Sun HUng Kai Buys Hong Kong Site for Less Than Estimate

Sun Hung Kai Properties Ltd. (16), Hong Kong’s biggest developer by value, bought a building site for less than analysts’ estimates, underscoring concerns that rising supply and slowing global growth may crimp home prices.

The company said yesterday it agreed to pay HK$6.91 billion ($891 million) for the land in the North Point district on the east end of Hong Kong Island. The site was expected to fetch HK$8.2 billion, according to the median estimate of five analysts surveyed by Bloomberg News.

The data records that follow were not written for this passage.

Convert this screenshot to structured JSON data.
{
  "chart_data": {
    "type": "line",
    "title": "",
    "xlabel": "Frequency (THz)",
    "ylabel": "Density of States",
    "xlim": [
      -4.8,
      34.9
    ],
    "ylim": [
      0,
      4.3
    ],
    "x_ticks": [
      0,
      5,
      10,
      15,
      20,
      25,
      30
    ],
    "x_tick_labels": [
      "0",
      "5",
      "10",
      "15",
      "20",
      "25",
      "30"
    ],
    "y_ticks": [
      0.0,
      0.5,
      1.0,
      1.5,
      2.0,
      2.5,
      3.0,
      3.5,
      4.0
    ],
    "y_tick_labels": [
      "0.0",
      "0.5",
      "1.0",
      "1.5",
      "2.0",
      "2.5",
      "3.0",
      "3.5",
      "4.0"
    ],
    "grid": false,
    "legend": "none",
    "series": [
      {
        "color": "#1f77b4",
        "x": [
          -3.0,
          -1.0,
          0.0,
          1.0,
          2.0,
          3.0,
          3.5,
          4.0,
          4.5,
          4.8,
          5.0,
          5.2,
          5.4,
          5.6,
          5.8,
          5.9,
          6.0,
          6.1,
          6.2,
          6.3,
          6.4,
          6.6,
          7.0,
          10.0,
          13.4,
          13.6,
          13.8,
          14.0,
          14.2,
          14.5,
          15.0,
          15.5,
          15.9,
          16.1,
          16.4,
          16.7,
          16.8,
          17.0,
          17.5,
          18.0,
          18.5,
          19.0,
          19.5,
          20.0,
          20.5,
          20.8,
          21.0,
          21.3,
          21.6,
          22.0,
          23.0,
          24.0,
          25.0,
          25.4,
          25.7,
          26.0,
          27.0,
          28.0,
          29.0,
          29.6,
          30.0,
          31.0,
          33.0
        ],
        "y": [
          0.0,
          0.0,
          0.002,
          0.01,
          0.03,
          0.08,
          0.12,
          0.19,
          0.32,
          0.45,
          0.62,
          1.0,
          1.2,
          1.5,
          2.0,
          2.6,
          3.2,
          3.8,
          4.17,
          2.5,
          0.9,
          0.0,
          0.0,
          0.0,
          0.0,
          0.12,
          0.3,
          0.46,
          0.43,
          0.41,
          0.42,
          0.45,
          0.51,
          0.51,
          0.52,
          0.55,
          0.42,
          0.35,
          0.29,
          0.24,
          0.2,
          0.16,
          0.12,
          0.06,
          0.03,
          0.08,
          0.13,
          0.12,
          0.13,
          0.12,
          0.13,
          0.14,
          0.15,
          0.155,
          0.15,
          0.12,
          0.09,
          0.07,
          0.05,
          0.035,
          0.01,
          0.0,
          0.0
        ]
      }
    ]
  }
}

The government said yesterday it received seven bids for the plot.

“This shows that developers are very cautious,” James Cheung, a surveyor at Centaline Property Agency Ltd., said after the sale result was announced. “There’re a lot of uncertainties as to how home prices will perform in the next year or two.”

Property prices in Hong Kong may fall as much as 20 percent in the next 12 months, according to a report last month by Deutsche Bank AG. Leung Chun-ying, who took over as chief executive of Hong Kong this month, has pledged to bridge a widening wealth gap and rein in home prices that have become increasingly unaffordable for the general public.

Sun Hung Kai will invest about HK$15 billion, including land, construction and interest costs, to develop the North Point site, Executive Director Victor Lui said. The land is designated 578,000 square feet of residential floor area and more than 300,000 square feet of commercial space.

While the price was “not low,” it was “reasonable,” Lui said in a phone interview yesterday. “It’s a premium site, with adequate size, and good transport accessibility.” The developer must build public infrastructure as part of the project, which will increase costs, he said.

Share Price

Sun Hung Kai gained 3.6 percent to HK$96.15 in Hong Kong trading yesterday, before the purchase announcement. The company’s American depositary receipts gained 3.2 percent to $12.25 at 3 p.m. in New York in over-the-counter trading. Each ADR represents one underlying common share.

Billionaire Li Ka-shing’s Cheung Kong Holdings Ltd. (1) was also among developers that submitted tenders for the site, Apple Daily reported July 7.

Hong Kong home prices have risen about 8 percent this year after a slowdown in the second half of last year. Housing sales fell to the lowest in four months in June, according to the Land Registry.

MTR Corp. (66), Hong Kong’s rail operator, this week said it failed to find a partner to develop a property project atop a station after rejecting all bids filed by developers as too low.

Official Warnings

Financial Secretary John Tsang and Norman Chan, head of the Hong Kong Monetary Authority, have both warned the public about potential risks when buying property. The government may take further action including accelerating new land supply and tightening mortgage lending if home prices continue surging, the officials have said.

North Point is two subway stops away from Taikoo Shing, the biggest private residential community on Hong Kong Island, developed by Swire Properties Ltd. (1972)

Average home prices on the eastern side of Hong Kong Island were about HK$9,119 per square foot at the end of May, up 6.4 percent from a year earlier, according to statistics compiled by Midland Holdings Ltd., the city’s biggest publicly-traded realtor.

Hong Kong’s home prices have gained more than 80 percent since early 2009 on record low mortgage rates and an under- supply of new units.

Prices also have been underpinned by an influx of mainland Chinese buyers, who made up 36.8 percent of all new home sales by value in the first quarter, down from 37.9 percent in the previous three months, according to Midland Holdings Ltd. (1200) The number reached 53.9 percent in the third quarter last year, the realtor said.

Leung, the city’s chief executive, said in April he doesn’t see signs of overheating in the property market, reassuring investors who were concerned that he may introduce polices hurting developers.

Savills Plc (SVS) said Hong Kong is the world’s costliest place to buy an apartment, with prices about 85 percent higher than in London, where the property broker is based.